Pleasantly surprised that a university library would take a public stand on such things, from the Harvard Crimson by way of an article on GBS settlement reactions in Library Journal.
University spokesman John D. Longbrake said that HUL’s [Harvard University Library] participation in the scanning of copyright materials was contingent on the outcome of the settlement between Google and the publishers.
Harvard might still take part in the project, Longbrake said, if the settlement between Google and publishers contains more “reasonable terms” for the University.
In a letter released to library staff, University Library Director Robert C. Darnton ’60 said that uncertainties in the settlement made it impossible for HUL to participate.
“As we understand it, the settlement contains too many potential limitations on access to and use of the books by members of the higher education community and by patrons of public libraries,” Darnton wrote.
Of course, Library Journal notes:
It was unclear at press time what Harvard’s non-participation means in practice, since it is not a party to the actual settlement or the lawsuit.

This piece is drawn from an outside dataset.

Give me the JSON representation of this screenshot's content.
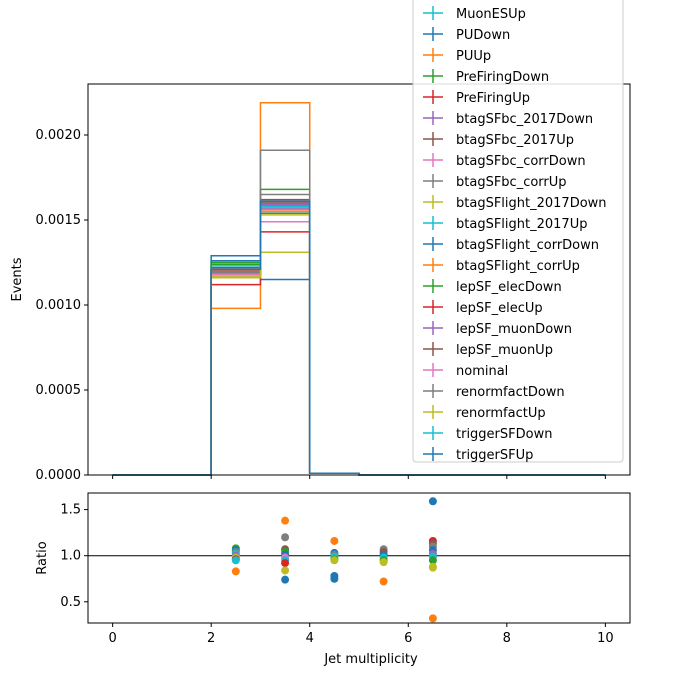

Harvard, however, was one of Google’s original five partners in the library scan plan.
I wonder this too. No longer be a “fully participating library”? Although wait, Harvard probably doesn’t have the right to digital copies in the first place, so they’re not even a ‘fully participating library’ already, and lack the special rights for ‘fully participating library’ in the settlement, right? (Those original libraries haven’t been able to re-negotiate, have they?) No wonder they’re unhappy.
But, I guess, maybe I was too optimistic when I expressed pleasant surprise that a library would make such a public opinion known, the Crimson notes that this statement was just in a “a letter released to library staff.” (Nice actual journalism from the Crimson. Apparently someone at the Crimson cared enough to actually consult some sources in the library.)